One finding in the Wharton data flips the narrative on the impact of gen AI on junior staff. The predominant belief today is that companies will use gen AI for basic tasks and thus hire fewer young, entry-level workers. The Wharton study confirms this view, with a caveat.
While 17% say gen AI will lead to fewer junior hires, 49% said it would lead to more junior roles as long as these are related to AI. “There are more people thinking it would lead to more jobs than people who believe it would lead to fewer jobs. And those who believe it’s going to lead to more jobs tend to believe it’s going to be predominantly for junior positions too,” Puntoni said.
“Basically, what we are finding is that junior positions are expected to change,” he added. “The net result might actually not be a bad one for junior people. … My advice for junior talent is to make sure they are ready to make a difference in a workplace where gen AI is playing an important role.”

For Puntoni, the long-term picture of an AI-infused enterprise is less about chatbots and more about a quiet shift in what human expertise means.

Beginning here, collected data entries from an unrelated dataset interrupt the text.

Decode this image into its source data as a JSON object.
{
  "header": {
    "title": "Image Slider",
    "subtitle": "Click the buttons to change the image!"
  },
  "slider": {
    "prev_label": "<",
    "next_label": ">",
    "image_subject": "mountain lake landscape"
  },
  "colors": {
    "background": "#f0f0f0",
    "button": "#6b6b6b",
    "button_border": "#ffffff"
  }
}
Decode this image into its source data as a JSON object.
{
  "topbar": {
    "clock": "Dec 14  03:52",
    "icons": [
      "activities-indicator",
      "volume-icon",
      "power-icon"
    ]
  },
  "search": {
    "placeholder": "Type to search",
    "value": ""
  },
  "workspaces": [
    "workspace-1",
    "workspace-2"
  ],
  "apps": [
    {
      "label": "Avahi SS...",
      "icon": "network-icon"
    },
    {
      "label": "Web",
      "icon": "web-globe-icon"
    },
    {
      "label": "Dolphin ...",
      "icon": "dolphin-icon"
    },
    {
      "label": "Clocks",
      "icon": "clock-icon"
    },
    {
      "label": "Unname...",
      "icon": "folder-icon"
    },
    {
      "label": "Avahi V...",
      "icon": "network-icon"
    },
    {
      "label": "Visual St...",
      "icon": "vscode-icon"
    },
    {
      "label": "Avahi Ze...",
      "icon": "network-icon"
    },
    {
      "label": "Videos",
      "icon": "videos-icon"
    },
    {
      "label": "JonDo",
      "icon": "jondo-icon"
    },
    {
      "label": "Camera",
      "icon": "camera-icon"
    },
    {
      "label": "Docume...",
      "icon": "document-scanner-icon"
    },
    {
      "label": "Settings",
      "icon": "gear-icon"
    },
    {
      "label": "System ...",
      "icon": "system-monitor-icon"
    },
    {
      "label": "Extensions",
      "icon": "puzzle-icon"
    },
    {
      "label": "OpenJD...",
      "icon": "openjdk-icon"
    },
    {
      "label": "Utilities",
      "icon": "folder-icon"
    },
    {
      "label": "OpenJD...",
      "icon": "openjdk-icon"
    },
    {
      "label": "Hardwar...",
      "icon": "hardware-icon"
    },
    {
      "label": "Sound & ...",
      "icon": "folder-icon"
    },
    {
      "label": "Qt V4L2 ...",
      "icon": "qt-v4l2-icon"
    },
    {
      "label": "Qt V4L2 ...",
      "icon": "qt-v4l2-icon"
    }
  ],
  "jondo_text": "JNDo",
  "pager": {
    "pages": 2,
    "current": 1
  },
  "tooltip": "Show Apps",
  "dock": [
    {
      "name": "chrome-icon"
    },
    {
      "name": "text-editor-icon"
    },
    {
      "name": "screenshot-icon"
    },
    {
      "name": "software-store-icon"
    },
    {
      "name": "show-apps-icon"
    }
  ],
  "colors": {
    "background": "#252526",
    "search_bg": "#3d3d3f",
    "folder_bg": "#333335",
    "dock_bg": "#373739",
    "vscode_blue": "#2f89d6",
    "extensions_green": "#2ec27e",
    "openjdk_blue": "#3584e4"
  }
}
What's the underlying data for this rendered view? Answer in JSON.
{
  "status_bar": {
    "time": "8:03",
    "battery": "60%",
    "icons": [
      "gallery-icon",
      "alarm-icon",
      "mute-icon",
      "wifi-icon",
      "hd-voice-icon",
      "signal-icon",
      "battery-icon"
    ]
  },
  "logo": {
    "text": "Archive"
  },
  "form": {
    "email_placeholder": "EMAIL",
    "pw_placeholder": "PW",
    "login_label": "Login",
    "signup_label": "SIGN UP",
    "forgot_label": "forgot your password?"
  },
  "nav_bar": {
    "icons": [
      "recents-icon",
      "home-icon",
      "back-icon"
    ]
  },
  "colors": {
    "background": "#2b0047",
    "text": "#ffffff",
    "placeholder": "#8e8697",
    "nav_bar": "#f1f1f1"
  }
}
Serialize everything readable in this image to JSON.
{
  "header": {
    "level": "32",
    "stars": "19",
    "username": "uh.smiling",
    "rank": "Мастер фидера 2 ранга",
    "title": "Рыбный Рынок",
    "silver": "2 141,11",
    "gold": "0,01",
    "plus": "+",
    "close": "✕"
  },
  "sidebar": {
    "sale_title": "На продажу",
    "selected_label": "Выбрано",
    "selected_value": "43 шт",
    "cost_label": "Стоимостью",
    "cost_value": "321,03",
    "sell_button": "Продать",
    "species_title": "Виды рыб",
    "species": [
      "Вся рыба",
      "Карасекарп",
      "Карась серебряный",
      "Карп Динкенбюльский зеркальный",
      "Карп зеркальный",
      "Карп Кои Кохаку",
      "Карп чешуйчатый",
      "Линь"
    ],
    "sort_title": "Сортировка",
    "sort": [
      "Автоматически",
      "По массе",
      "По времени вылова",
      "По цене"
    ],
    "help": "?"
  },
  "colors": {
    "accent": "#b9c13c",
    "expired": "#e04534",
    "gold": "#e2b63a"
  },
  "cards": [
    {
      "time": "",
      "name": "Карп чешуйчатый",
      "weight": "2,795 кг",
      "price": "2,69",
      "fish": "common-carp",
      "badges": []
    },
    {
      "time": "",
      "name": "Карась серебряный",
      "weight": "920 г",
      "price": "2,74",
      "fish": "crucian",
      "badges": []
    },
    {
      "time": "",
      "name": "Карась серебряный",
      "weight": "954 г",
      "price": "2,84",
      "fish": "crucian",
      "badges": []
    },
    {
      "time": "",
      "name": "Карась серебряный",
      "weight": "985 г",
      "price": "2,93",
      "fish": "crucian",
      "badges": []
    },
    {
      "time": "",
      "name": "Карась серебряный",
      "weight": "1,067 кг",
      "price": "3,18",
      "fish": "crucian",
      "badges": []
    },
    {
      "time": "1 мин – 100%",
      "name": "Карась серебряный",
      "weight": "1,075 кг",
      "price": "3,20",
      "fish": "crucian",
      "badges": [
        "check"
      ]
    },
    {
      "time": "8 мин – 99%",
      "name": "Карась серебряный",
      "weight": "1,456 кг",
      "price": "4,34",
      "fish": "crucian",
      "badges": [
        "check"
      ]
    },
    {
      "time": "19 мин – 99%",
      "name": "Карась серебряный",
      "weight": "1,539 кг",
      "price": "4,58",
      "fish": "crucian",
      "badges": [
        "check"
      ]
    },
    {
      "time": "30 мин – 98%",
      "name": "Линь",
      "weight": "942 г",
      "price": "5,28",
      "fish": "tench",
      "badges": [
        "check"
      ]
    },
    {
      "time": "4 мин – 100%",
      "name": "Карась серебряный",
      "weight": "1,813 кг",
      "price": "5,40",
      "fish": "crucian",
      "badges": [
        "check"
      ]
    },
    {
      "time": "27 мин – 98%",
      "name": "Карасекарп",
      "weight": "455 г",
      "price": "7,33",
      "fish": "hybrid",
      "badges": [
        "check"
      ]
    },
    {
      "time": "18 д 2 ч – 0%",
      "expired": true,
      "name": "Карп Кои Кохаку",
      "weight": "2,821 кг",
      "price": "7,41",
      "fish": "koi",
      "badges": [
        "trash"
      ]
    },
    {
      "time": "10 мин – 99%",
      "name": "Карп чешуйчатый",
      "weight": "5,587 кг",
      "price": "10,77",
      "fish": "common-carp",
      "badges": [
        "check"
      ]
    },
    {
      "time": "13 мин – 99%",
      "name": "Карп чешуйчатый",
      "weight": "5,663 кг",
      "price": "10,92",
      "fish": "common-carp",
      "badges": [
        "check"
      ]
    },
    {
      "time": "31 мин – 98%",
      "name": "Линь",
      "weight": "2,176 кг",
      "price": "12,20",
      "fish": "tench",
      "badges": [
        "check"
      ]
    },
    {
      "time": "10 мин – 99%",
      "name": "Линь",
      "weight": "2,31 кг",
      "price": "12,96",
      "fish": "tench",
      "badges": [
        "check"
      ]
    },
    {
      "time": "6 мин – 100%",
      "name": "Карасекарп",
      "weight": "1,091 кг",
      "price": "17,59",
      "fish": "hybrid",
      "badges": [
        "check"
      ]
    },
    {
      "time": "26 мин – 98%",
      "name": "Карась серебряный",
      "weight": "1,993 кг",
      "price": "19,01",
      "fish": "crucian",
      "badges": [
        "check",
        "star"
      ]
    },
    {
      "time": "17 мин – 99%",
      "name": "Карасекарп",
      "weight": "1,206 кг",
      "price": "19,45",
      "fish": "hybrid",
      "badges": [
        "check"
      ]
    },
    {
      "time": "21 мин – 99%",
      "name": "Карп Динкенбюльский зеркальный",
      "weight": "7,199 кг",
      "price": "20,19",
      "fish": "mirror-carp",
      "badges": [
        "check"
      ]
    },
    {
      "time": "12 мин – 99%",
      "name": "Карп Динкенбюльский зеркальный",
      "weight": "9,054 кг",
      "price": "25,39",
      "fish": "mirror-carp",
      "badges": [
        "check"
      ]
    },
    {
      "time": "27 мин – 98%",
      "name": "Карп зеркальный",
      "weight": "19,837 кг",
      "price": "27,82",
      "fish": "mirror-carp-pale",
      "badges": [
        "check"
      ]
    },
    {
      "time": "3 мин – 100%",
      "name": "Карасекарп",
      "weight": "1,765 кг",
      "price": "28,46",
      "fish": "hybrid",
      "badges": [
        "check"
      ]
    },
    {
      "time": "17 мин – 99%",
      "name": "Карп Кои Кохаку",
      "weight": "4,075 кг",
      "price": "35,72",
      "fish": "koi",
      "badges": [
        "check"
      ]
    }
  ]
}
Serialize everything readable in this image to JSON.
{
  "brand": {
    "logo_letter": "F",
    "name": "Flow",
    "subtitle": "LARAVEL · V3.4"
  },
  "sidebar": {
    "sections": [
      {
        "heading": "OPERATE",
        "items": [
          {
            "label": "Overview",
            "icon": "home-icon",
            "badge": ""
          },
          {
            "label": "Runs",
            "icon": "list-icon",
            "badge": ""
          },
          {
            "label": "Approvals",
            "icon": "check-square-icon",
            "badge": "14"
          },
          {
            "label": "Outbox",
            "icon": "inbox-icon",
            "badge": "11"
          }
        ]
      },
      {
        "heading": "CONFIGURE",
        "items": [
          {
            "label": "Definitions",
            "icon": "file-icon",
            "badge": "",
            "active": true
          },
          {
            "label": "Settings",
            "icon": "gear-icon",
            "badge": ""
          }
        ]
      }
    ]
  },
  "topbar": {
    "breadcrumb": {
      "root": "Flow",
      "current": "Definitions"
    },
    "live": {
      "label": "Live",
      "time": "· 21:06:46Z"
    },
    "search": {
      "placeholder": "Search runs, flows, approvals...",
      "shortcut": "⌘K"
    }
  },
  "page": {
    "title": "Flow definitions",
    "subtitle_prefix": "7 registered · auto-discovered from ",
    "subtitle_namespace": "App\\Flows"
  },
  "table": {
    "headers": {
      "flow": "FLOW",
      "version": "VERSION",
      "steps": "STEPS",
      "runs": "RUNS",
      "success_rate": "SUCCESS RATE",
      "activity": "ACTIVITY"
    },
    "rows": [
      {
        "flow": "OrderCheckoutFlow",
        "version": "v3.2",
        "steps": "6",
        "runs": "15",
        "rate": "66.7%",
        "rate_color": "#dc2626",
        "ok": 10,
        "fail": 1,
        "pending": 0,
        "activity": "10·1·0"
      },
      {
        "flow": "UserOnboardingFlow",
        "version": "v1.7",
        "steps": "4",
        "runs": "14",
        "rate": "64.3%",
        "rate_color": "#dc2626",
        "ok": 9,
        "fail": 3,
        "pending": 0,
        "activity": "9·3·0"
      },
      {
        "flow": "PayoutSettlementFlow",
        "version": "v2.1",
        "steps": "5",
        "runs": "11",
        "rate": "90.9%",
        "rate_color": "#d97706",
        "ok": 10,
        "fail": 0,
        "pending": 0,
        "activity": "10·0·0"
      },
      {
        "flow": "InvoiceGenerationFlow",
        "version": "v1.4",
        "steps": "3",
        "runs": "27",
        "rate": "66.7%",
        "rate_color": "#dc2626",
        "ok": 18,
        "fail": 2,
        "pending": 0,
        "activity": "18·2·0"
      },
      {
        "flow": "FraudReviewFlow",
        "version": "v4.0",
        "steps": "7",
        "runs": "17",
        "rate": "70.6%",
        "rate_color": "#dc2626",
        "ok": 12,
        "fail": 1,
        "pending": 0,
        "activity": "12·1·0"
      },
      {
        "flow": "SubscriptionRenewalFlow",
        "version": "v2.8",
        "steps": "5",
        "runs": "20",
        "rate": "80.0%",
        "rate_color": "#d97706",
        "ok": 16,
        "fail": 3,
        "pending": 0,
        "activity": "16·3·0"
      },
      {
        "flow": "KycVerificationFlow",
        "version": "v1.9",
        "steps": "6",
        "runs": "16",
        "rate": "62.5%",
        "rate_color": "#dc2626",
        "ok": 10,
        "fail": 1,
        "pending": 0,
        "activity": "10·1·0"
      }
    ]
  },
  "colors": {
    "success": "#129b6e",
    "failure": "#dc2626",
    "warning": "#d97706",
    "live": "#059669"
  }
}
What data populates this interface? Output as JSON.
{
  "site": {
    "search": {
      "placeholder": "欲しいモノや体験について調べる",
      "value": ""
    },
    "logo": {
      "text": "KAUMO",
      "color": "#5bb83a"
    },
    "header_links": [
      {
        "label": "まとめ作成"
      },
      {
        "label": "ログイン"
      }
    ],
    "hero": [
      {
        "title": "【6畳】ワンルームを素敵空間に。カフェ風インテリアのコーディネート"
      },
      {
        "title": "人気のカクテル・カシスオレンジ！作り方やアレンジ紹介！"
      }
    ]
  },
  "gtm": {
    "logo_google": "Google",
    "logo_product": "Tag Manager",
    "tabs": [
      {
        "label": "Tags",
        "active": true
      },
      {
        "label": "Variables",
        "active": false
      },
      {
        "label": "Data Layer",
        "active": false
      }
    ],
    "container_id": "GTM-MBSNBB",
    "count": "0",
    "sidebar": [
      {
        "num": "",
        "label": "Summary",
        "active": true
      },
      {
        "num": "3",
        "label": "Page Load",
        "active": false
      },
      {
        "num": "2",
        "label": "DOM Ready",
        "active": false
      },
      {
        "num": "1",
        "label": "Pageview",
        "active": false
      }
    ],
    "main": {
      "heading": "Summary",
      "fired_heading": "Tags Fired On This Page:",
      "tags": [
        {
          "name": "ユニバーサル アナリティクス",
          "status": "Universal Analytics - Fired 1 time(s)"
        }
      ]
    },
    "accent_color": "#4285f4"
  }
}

“We’re going to see that increasingly, in many functions within a company, the job of the human expert is not going to be doing things, but deciding what needs to be done,” he said. “A lot of the doing is going to be done by AI agents, but what these agents should do is going to remain a human question for a bunch of reasons. One is accountability. Second is values matter. Third, … a very competent person is better than AI at that job.”
Puntoni called this the “art critic model”: AI generates the output; a highly skilled human judges whether it is good enough, how it should be improved, and what should be attempted next.
“Software development has been a bit of the canary in the coal mine there,” he said. “If you are a software engineer today, your role is becoming almost like a vice president-level role in a software company where your job is not to write the code, but to decide what code needs to be written.”
Some developers may relish the move toward more strategic, high-impact work. Others “will really struggle,” he warned, if they “love writing code and … now find a situation where their competence is no longer that valuable.”
As gen AI becomes more deeply embedded into operations, 2026 could be the start of an inflection point for enterprise AI.
“2026 could be the turn from accountable acceleration to performance at scale − where today’s ROI metrics, playbooks, and guardrails let enterprises rewire core workflows, deploy agentic systems, and reallocate budgets toward proven returns,” according to the study.